Yusuf babasının istediği gibi sol açık olamamıştı. Hatta babasının hiç istememesine rağmen sağ bek olmuştu. Takoz Recep’in 2 numarasını giymişti. Rasim Bey, Yusuf’u Gençlerbirliği’nin altyapısına yazdırdığı gün, kayıt formuna oyuncu mevkii olarak ortasaha yazmıştı. Yusuf o gün bir antreman maçına çıkmış, ilk yarı ortasaha oynamış, 2. yarı ise sağ beke çekilmişti.
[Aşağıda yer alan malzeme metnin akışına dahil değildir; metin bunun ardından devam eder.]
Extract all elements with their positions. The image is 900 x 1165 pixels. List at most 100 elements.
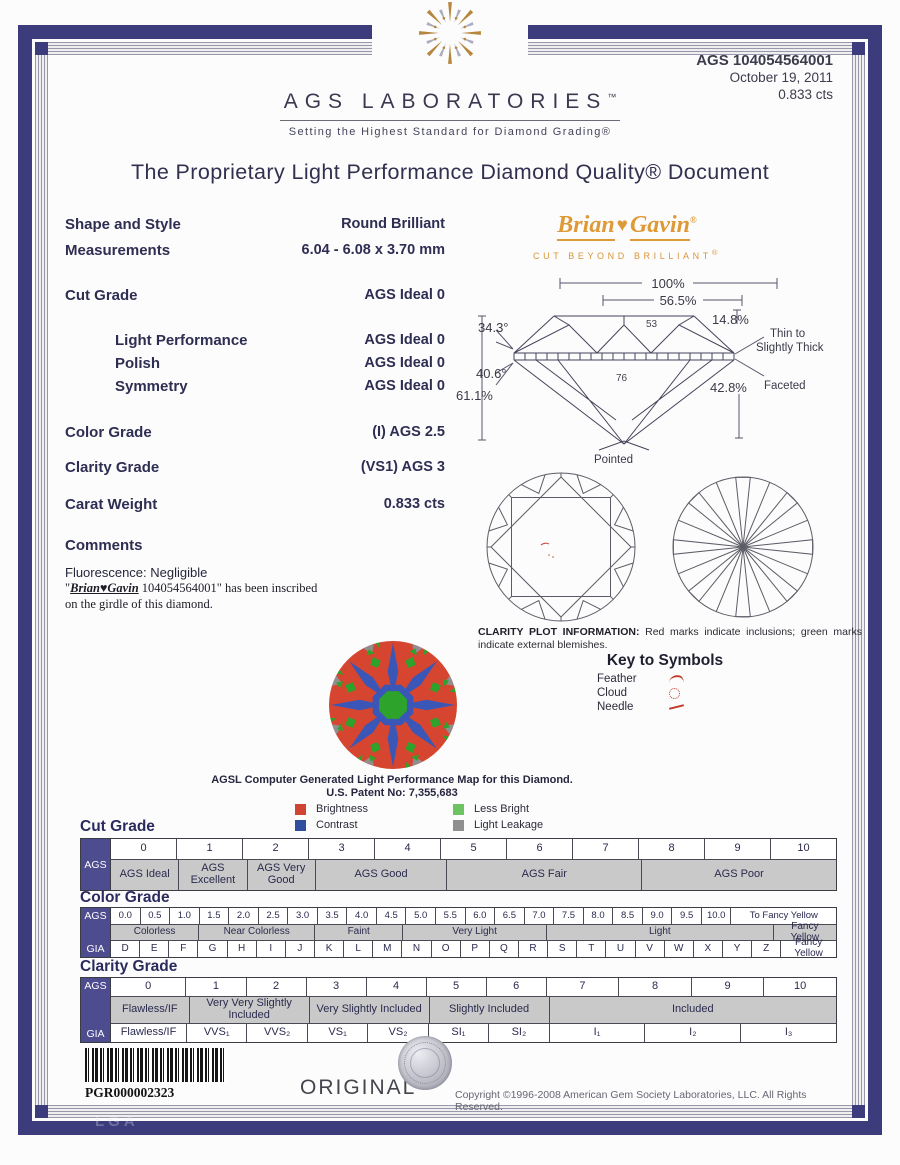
scale-cell: 1.5 xyxy=(198,908,229,924)
scale-cell: Flawless/IF xyxy=(111,997,189,1023)
inscription-quote: " xyxy=(65,581,71,595)
brand-word-left: Brian xyxy=(557,212,615,241)
scale-org-col: AGS GIA xyxy=(81,908,111,957)
cut-grade-scale: AGS 0 1 2 3 4 5 6 7 8 9 10 AGS Ideal AGS Excellent AGS… xyxy=(80,838,837,891)
scale-cell: 0.5 xyxy=(139,908,170,924)
scale-cell: G xyxy=(197,941,226,957)
scale-cell: VVS₁ xyxy=(186,1024,246,1042)
scale-cell: SI₁ xyxy=(427,1024,488,1042)
color-grade-scale: AGS GIA 0.0 0.5 1.0 1.5 2.0 2.5 3.0 3.5 4.0 4.5 5.0 5… xyxy=(80,907,837,959)
scale-cell: 1 xyxy=(176,839,242,859)
scale-cell: 9 xyxy=(690,978,764,996)
report-date: October 19, 2011 xyxy=(729,70,833,85)
brand-tagline-reg: ® xyxy=(711,248,721,257)
field-value: AGS Ideal 0 xyxy=(364,355,445,371)
brand-registered-mark: ® xyxy=(689,215,697,225)
scale-cell: 2 xyxy=(242,839,308,859)
field-value: (VS1) AGS 3 xyxy=(360,459,445,475)
scale-org-col: AGS xyxy=(81,839,111,890)
scale-cell: 6.0 xyxy=(464,908,495,924)
inscription-text: 104054564001" has been inscribed xyxy=(138,581,318,595)
legend-label: Brightness xyxy=(316,803,368,815)
scale-cell: T xyxy=(576,941,605,957)
scale-cell: 9 xyxy=(704,839,770,859)
field-label: Polish xyxy=(115,355,161,372)
scale-cell: R xyxy=(517,941,547,957)
label-culet: Pointed xyxy=(594,454,634,466)
field-row: Light Performance AGS Ideal 0 xyxy=(65,332,445,349)
scale-cell: D xyxy=(121,942,129,954)
scale-cell: Slightly Included xyxy=(428,997,549,1023)
clarity-grade-scale: AGS GIA 0 1 2 3 4 5 6 7 8 9 10 Flawless/IF Very Very S… xyxy=(80,977,837,1043)
border-navy-band xyxy=(18,25,882,1135)
border-corner xyxy=(35,42,48,55)
scale-cell: Included xyxy=(548,997,836,1023)
scale-cell: H xyxy=(226,941,256,957)
scale-cell: 5.5 xyxy=(435,908,465,924)
scale-cell: 7 xyxy=(572,839,638,859)
scale-cell: 10 xyxy=(770,839,836,859)
clarity-info-text: Red marks indicate inclusions; green mar… xyxy=(478,626,862,651)
scale-cell: Colorless xyxy=(111,925,199,940)
lab-trademark: ™ xyxy=(607,92,617,102)
scale-cell: AGS Excellent xyxy=(178,860,247,890)
scale-cell: I₁ xyxy=(548,1024,645,1042)
report-number: AGS 104054564001 xyxy=(696,52,833,69)
scale-cell: 4.0 xyxy=(346,908,376,924)
scale-cell: X xyxy=(692,941,722,957)
field-row: Color Grade (I) AGS 2.5 xyxy=(65,424,445,441)
brian-gavin-name: Brian ♥Gavin® xyxy=(512,212,742,241)
scale-cell: 5 xyxy=(440,839,506,859)
border-corner xyxy=(852,1105,865,1118)
label-star-facet: 53 xyxy=(646,319,658,330)
scale-cell: Z xyxy=(751,941,780,957)
scale-cell: K xyxy=(313,941,343,957)
key-symbol-label: Feather xyxy=(597,673,637,685)
brian-gavin-logo: Brian ♥Gavin® CUT BEYOND BRILLIANT® xyxy=(512,212,742,261)
field-row: Clarity Grade (VS1) AGS 3 xyxy=(65,459,445,476)
comments-heading: Comments xyxy=(65,537,143,554)
scale-cell: 8 xyxy=(618,978,691,996)
scale-cell: Very Very Slightly Included xyxy=(188,997,309,1023)
report-carat: 0.833 cts xyxy=(778,87,833,102)
scale-cell: V xyxy=(634,941,664,957)
label-total-depth: 61.1% xyxy=(456,388,493,403)
scale-cell: Fancy Yellow xyxy=(780,937,836,959)
clarity-plot-info: CLARITY PLOT INFORMATION: Red marks indi… xyxy=(478,626,862,652)
label-girdle-thickness-2: Slightly Thick xyxy=(756,342,824,354)
label-crown-height: 14.8% xyxy=(712,312,749,327)
scale-cell: 1 xyxy=(185,978,245,996)
scale-cell: 2 xyxy=(245,978,306,996)
label-pavilion-depth: 42.8% xyxy=(710,380,747,395)
scale-cell: 5 xyxy=(425,978,486,996)
field-label: Measurements xyxy=(65,242,171,259)
label-girdle-faceted: Faceted xyxy=(764,380,806,392)
legend-label: Light Leakage xyxy=(474,819,544,831)
scale-cell: AGS Very Good xyxy=(246,860,315,890)
scale-cell: VVS₂ xyxy=(246,1024,306,1042)
scale-cell: 2.0 xyxy=(228,908,258,924)
scale-cell: Light xyxy=(545,925,773,940)
scale-org-label: AGS xyxy=(84,980,107,992)
scale-cell: 7.0 xyxy=(523,908,554,924)
scale-cell: Very Light xyxy=(402,925,546,940)
proportions-diagram: 100% 56.5% 34.3° 40.6° 61.1% 53 76 14.8%… xyxy=(456,268,862,474)
field-row: Measurements 6.04 - 6.08 x 3.70 mm xyxy=(65,242,445,259)
scale-cell: 1.0 xyxy=(169,908,199,924)
scale-cell: I xyxy=(255,941,285,957)
scale-cell: 3.0 xyxy=(287,908,317,924)
scale-cell: VS₁ xyxy=(306,1024,367,1042)
label-table-percent: 56.5% xyxy=(659,293,697,308)
scale-cell: 3 xyxy=(308,839,374,859)
scale-org-label: GIA xyxy=(86,943,105,955)
field-label: Symmetry xyxy=(115,378,188,395)
feather-symbol-icon xyxy=(668,673,685,685)
field-row: Symmetry AGS Ideal 0 xyxy=(65,378,445,395)
scale-cell: 5.0 xyxy=(405,908,435,924)
scale-cell: 9.5 xyxy=(671,908,701,924)
scale-cell: 0 xyxy=(145,980,152,993)
scale-cell: 3.5 xyxy=(316,908,347,924)
clarity-grade-heading: Clarity Grade xyxy=(80,958,178,975)
scale-cell: Near Colorless xyxy=(198,925,315,940)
Antrenörler maçtan sonra kayıt formunda düzeltme yaptılar. Ortasahayı çizip yerine sağ kanat-defans yazdılar. O günden sonra da minik takım, yıldız takım, genç takım, paf takım derken Gençlerbirliği’nin A takımına kadar yükselmişti. İlk maçına çıkarken hocasının verdiği 2 numarayı tam 13 sene giymişti. 23 yaşına geldiğinde ise milli takımın ve Beşiktaş’ın sağ bekiydi artık.


Tarih:25 Mayıs 2012
Bir gazetenin spor sayfasının manşeti:

KARTAL SON DARBE İÇİN HAZIR!!!
Ligin bitimine 2 maç kala, şampiyonluk yolundaki tek rakibi Galatasaray’ın 1 puan önünde olan Beşiktaş bu akşam İnönü’de rakibini devirirse şampiyonluk turunu atacak…


…Türkiye nefesini tuttu, bu yarışın son düzlüğünü bekliyor. Takımlar top ve kale seçiminin ardından hakemin başlama düdüğünü bekliyor. Tribünlerdeki Beşiktaşlılar şampiyonluk için sabırsızlanıyorlar…

Radyodaki sesin sahibi Ercan Taner’di. Yusuf küçüklüğünde maçları O’nun anlatmasını isterdi hep. O anlatırken maçı gözünün önüne getirebiliyordu. Evlerde, kahvelerde, barlarda, sokaklarda… yani Türkiye’nin her yerinde hayat durmuştu. Her yerinde…



…70. dakikadan artık yavaş yavaş çıkıyoruz. Golsüz eşitsizlik devam ediyor. İki takım da kontrollü oyununa devam ediyor. Galatasaray mutlak kazanmak zorunda. Bu dakikadan sonra daha açık bir oyun sergileyebilirler…

Yusuf ve sahadaki diğer 21 oyuncu sağlam bir mücadele içindeydiler. Gol pozisyonu yok denecek kadar azdı maçta. Sadece duran toplarda bir iki kez heyecan yaşanmıştı o kadar. Yusuf sağ kanadı tamamen tıkamıştı. Pek fazla ileri çıkmıyordu. Ne organize ataklarda ne de duran toplarda. Hızlı olduğu için geride hep O kalıyordu. Zaten profesyonel kariyerinde sadece 3 golü vardı.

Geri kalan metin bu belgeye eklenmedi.